Sind Verträge nicht klar formuliert, können sich Kreditnehmer gegen hohe Gebühren bei der vorzeitigen Rückzahlung von Darlehen wehren. Zum Teil ist aber Eile geboten.
15.11.2020 - 12:32 Uhr Kommentieren
In diesem Stadtteil befindet sich die Immobilie, die die Parfitts mit einem Kredit der Commerzbank ausbauen wollten. Quelle: dpa
Wohnungsbau im Berliner Stadtteil Kreuzberg

In diesem Stadtteil befindet sich die Immobilie, die die Parfitts mit einem Kredit der Commerzbank ausbauen wollten.

(Foto: dpa)

Frankfurt Ein Dachboden in bester Lage im Szenebezirk Kreuzberg, Rohbau, hölzerne Balken: 2017 kaufen Justin Parfitt und seine Frau Annabelle das oberste Stockwerk einer Wohnung in Berlin, um dort ein Loft zu bauen. Für den Erwerb und die Renovierungsarbeiten nimmt das britische Paar zwei Kredite bei der Commerzbank über insgesamt 550.000 Euro auf. Doch was als Traum-Investment beginnt, wird für die beiden Unternehmer zu einem finanziellen Desaster.

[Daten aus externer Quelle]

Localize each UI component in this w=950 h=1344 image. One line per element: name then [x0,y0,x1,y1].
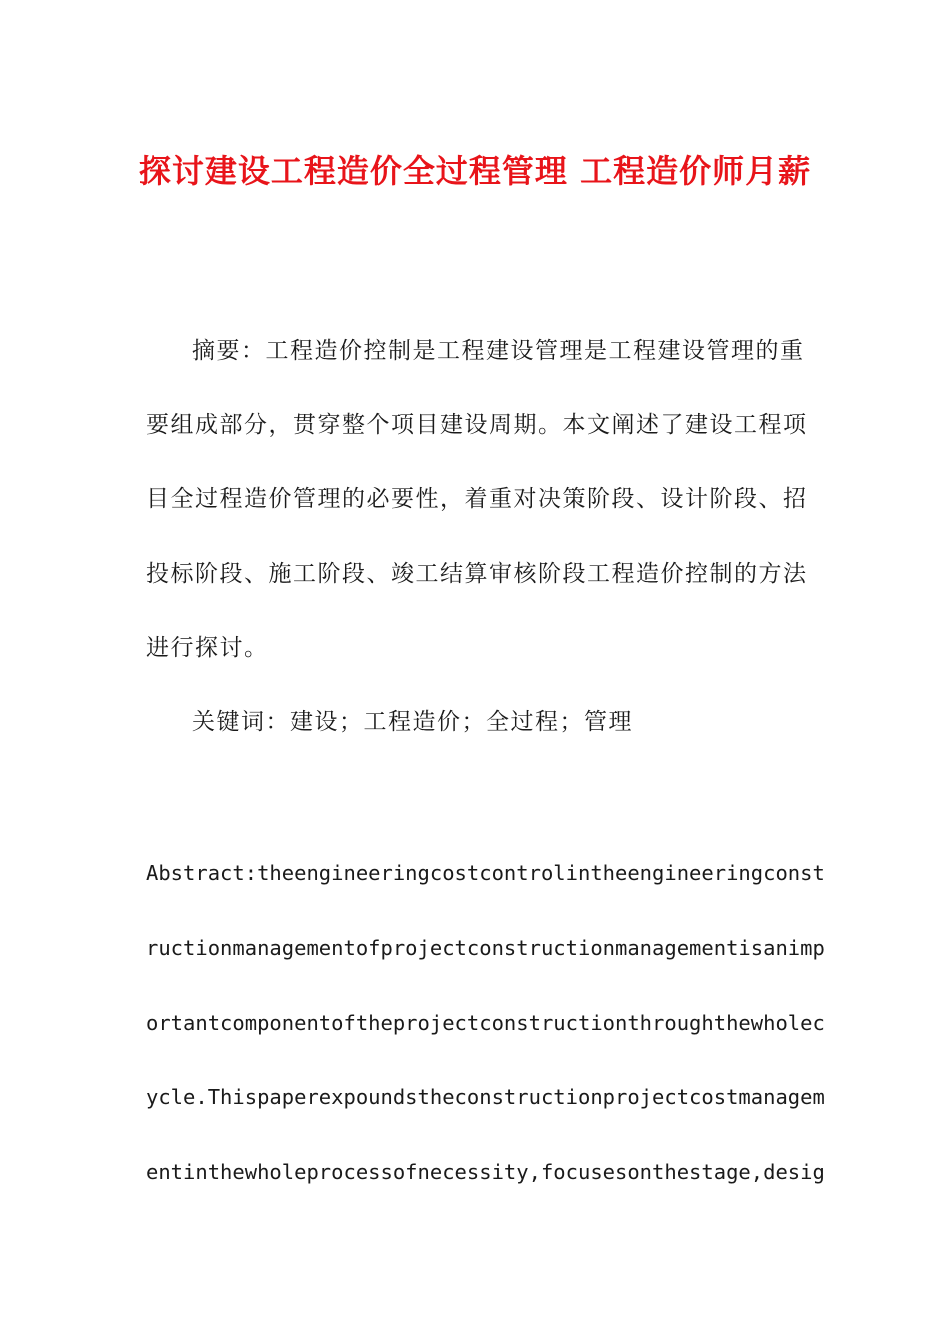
keywords-line: 关键词：建设；工程造价；全过程；管理 [192,709,633,735]
document-title: 探讨建设工程造价全过程管理 工程造价师月薪 [138,152,812,190]
abstract-cn-line: 要组成部分，贯穿整个项目建设周期。本文阐述了建设工程项 [146,412,808,438]
abstract-en-line: ycle.Thispaperexpoundstheconstructionprojectcostmanagem [146,1085,825,1109]
abstract-en-line: ructionmanagementofprojectconstructionmanagementisanimp [146,936,825,960]
abstract-en-line: ortantcomponentoftheprojectconstructionthroughthewholec [146,1011,825,1035]
abstract-cn-line: 目全过程造价管理的必要性，着重对决策阶段、设计阶段、招 [146,486,808,512]
abstract-cn-line: 投标阶段、施工阶段、竣工结算审核阶段工程造价控制的方法 [146,561,808,587]
abstract-cn-line: 进行探讨。 [146,635,269,661]
abstract-en-line: entinthewholeprocessofnecessity,focusesonthestage,desig [146,1160,825,1184]
abstract-en-line: Abstract:theengineeringcostcontrolintheengineeringconst [146,861,825,885]
abstract-cn-line: 摘要：工程造价控制是工程建设管理是工程建设管理的重 [192,338,805,364]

Die Schuld dafür sehen die Parfitts bei der Commerzbank. Als das Paar in eine finanzielle Notlage gerät, will es die Immobilie verkaufen und die Darlehen vorzeitig zurückzahlen. Doch die Bank verlangt hohe Gebühren: Das Ehepaar soll rund 40.000 Euro zahlen, hauptsächlich als sogenannte Vorfälligkeitsentschädigung.

Die dürfen Banken in Deutschland als Entschädigung verlangen, wenn Kunden ein Immobiliendarlehen früher als geplant zurückzahlen. Wurde das Darlehen noch nicht genutzt, wie bei einem der Darlehen der Parfitts, nennt sich der Betrag Nichtabnahmeentschädigung.

Das Paar ist ratlos: Wie die hohe Summe zustande kommt, können beide nicht nachvollziehen. Doch damit nicht genug: Als das Ehepaar bereits einen Käufer für die Wohnung gefunden hat, verdoppelt die Commerzbank plötzlich die Gebühren auf rund 80.000 Euro – ein Fehler, den das Institut erst Monate später zugeben und korrigieren wird.

Der Streit zieht sich inzwischen seit Monaten hin, unter anderem haben sich die Parfitts an die Schlichtungsstelle des Privatbankenverbands BdB gewendet. Währenddessen ist die Familie zu Freunden gezogen und hat sich Geld von Bekannten geliehen, um über die Runden zu kommen. „Die Commerzbank hat mich finanziell zerstört“, klagt Justin Parfitt.

Die Commerzbank erklärt, sie stehe im „direkten Dialog“ mit Parfitt und weist auf das Schlichtungsverfahren hin: „Der dort empfohlene Vergleich wurde von uns deutlich aufgestockt. Dieses Angebot einer einvernehmlichen Lösung liegt dem Kunden vor.“

Fehlerhafte Verträge könnten Tausende Kunden betreffen

Genau wie die Parfitts sehen sich jedes Jahr viele Bankkunden in Deutschland mit hohen Gebühren konfrontiert, wenn sie einen Immobilienkredit vorzeitig zurückzahlen wollen. Verbraucherschützer schätzen, dass neben Tausenden Commerzbank-Kunden auch viele Kreditnehmer anderer deutscher Geldhäuser betroffen sind.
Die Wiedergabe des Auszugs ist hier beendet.